UK economy will be in recession by end of this year, says EU

Joaquin Almunia

Not looking good: The EU's economic and monetary affairs commissioner Joaquin Alunia says the economic outlook remains fragile

Britain will plunge into recession in the second half of the year as the credit crunch bites, according to European Union forecasts.

A grim report spelled out a range of threats facing the UK economy, including plunging house prices, rising unemployment and stagnating family incomes.

It was the second recession warning from a global body in just one week.

The Organisation for Economic Co-operation and Development last week said Britain has the worst growth outlook of any major economy this year.

The European Commission estimates UK national output will fall 0.2 per cent in both the third and fourth quarters of the year - the first technical recession since the early 1990s.

For the whole of 2008 growth will tumble to 1.1 per cent, below the Commission’s April forecast of 1.7 per cent and well under half last year’s pace.

Germany and Spain are also tipped to suffer back-to-back declines in gross domestic product this year, according to the EU’s predictions. France and Italy will barely grow.

The report warned Britain is particularly vulnerable to the turmoil in world markets given its large banking sector and heavily indebted consumers.

Globally, banks have now been forced to record losses and write-downs of £285 billion, of which nearly £100 billion are within the EU, the report found.

UK firms such as Royal Bank of Scotland and Halifax Bank of Scotland owner HBOS have been among the region’s big losers.

The Commission said: ‘The financial turmoil has now entered its second year. Overall, the situation remains fragile as losses continue to mount and confidence in key financial markets is not yet restored.

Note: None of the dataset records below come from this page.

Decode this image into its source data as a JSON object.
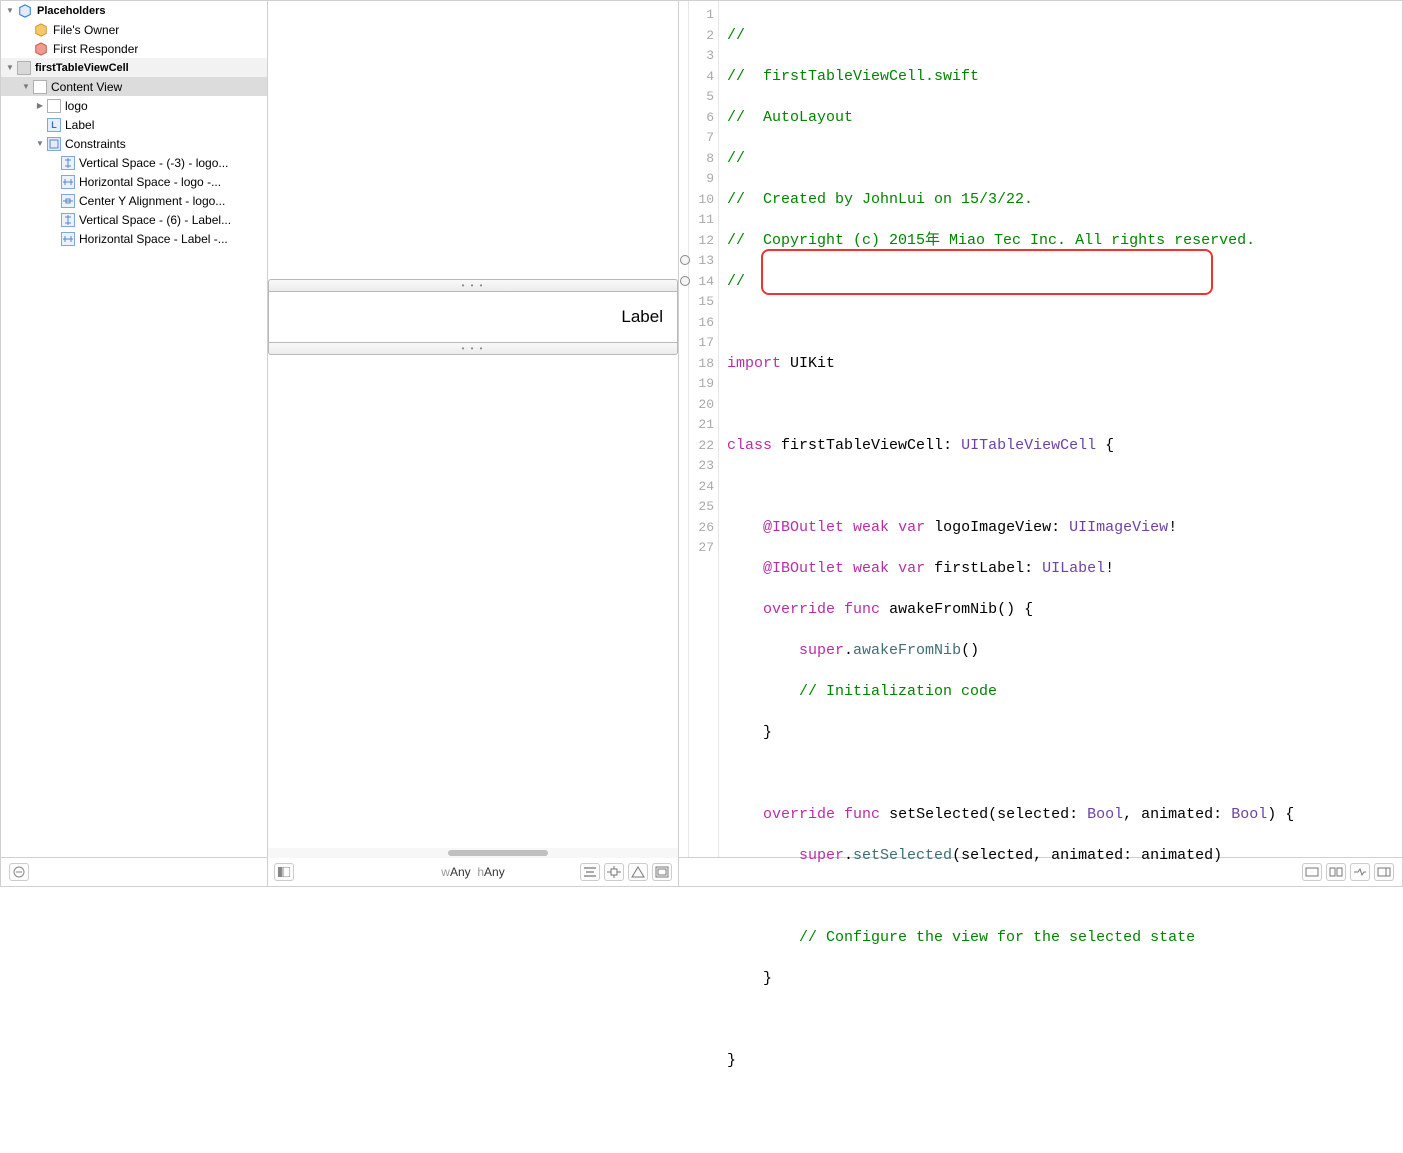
{
  "outline": {
    "placeholders_label": "Placeholders",
    "files_owner": "File's Owner",
    "first_responder": "First Responder",
    "cell_name": "firstTableViewCell",
    "content_view": "Content View",
    "logo": "logo",
    "label": "Label",
    "constraints_label": "Constraints",
    "constraints": [
      "Vertical Space - (-3) - logo...",
      "Horizontal Space - logo -...",
      "Center Y Alignment - logo...",
      "Vertical Space - (6) - Label...",
      "Horizontal Space - Label -..."
    ]
  },
  "canvas": {
    "label_text": "Label"
  },
  "editor": {
    "line_count": 27,
    "code": {
      "l1": "//",
      "l2_pre": "//  ",
      "l2_txt": "firstTableViewCell.swift",
      "l3_pre": "//  ",
      "l3_txt": "AutoLayout",
      "l4": "//",
      "l5_pre": "//  ",
      "l5_txt": "Created by JohnLui on 15/3/22.",
      "l6_pre": "//  ",
      "l6_txt": "Copyright (c) 2015年 Miao Tec Inc. All rights reserved.",
      "l7": "//",
      "l9_import": "import",
      "l9_mod": "UIKit",
      "l11_class": "class",
      "l11_name": "firstTableViewCell",
      "l11_colon": ": ",
      "l11_super": "UITableViewCell",
      "l11_brace": " {",
      "l13_attr": "@IBOutlet",
      "l13_weak": "weak",
      "l13_var": "var",
      "l13_name": "logoImageView",
      "l13_type": "UIImageView",
      "l13_bang": "!",
      "l14_attr": "@IBOutlet",
      "l14_weak": "weak",
      "l14_var": "var",
      "l14_name": "firstLabel",
      "l14_type": "UILabel",
      "l14_bang": "!",
      "l15_override": "override",
      "l15_func": "func",
      "l15_name": "awakeFromNib",
      "l15_paren": "() {",
      "l16_super": "super",
      "l16_dot": ".",
      "l16_call": "awakeFromNib",
      "l16_paren": "()",
      "l17_comment": "// Initialization code",
      "l18_brace": "}",
      "l20_override": "override",
      "l20_func": "func",
      "l20_name": "setSelected",
      "l20_open": "(selected: ",
      "l20_bool1": "Bool",
      "l20_mid": ", animated: ",
      "l20_bool2": "Bool",
      "l20_close": ") {",
      "l21_super": "super",
      "l21_dot": ".",
      "l21_call": "setSelected",
      "l21_args": "(selected, animated: animated)",
      "l23_comment": "// Configure the view for the selected state",
      "l24_brace": "}",
      "l26_brace": "}"
    }
  },
  "bottom": {
    "size_w_prefix": "w",
    "size_w": "Any",
    "size_h_prefix": "h",
    "size_h": "Any"
  }
}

‘Private consumption (in Britain) is likely to fall somewhat due to the combined impact of tighter credit conditions for household borrowing, weakening housing and labour markets and inflation-induced stagnation in real disposable income.’

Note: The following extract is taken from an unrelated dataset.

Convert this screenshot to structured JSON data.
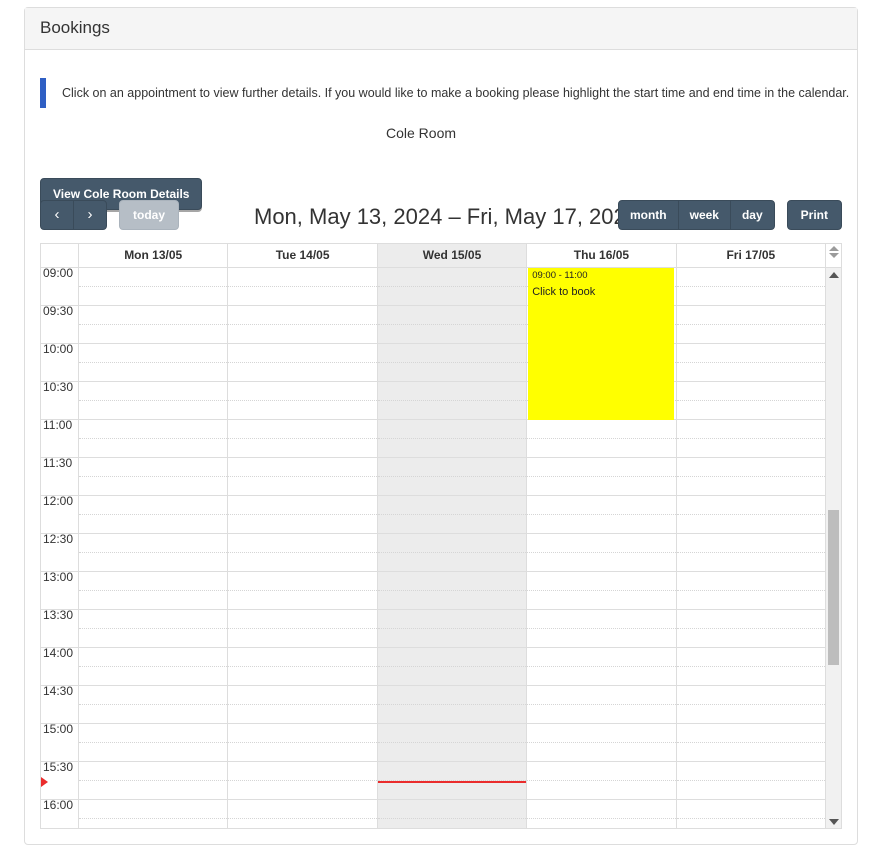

Opposition politicians leaped on the report as further evidence of the unraveling of Gordon Brown’s reputation for economic competence.

Liberal Democrat Shadow Chancellor, Vince Cable said: ‘The European Commission is merely saying something we have all known for a long time.

'With millions of people struggling with massive debts and rising bills it is no surprise that the UK is now headed for recession.

‘Britain is now paying the price for the years in which the Prime Minister allowed the economy to get hopelessly out of control.’

Adding to the alarm about Britain’s economic outlook, an official report showed a huge rise in the cost of imported goods.

The price of imported food and drink rose 22 per cent in July, the most since records began in 1981, the Office for National Statistics said.

This could ignite further inflationary pressures and prevent the Bank of England from trimming interest rates this year from their current 5 per cent level.

Across the full range of products purchased from overseas, prices gained 15.8 per cent - another record.

UK inflation will average 4.4 per cent in the third quarter and 4.3 per cent in the final three months of the year, the EU warned - well above the Bank’s 2 per cent target.

Industry voices claimed that while Britain is suffering, it is wrong to say we are worse off than other major eurozone economies.

David Kern, economic adviser to the British Chambers of Commerce, said: ‘The UK has performed better than the main Eurozone economies so far this year, and it is important to refute misleading impressions that our economy is worse off than the Eurozone.’

But experts said there is no doubting the perilous position Britain finds itself in.

Peter Newland, an economist at investment bank Lehman Brothers, predicted UK economic output will not only fall in the third and fourth quarters of 2008, but in the first three months of 2009 as well.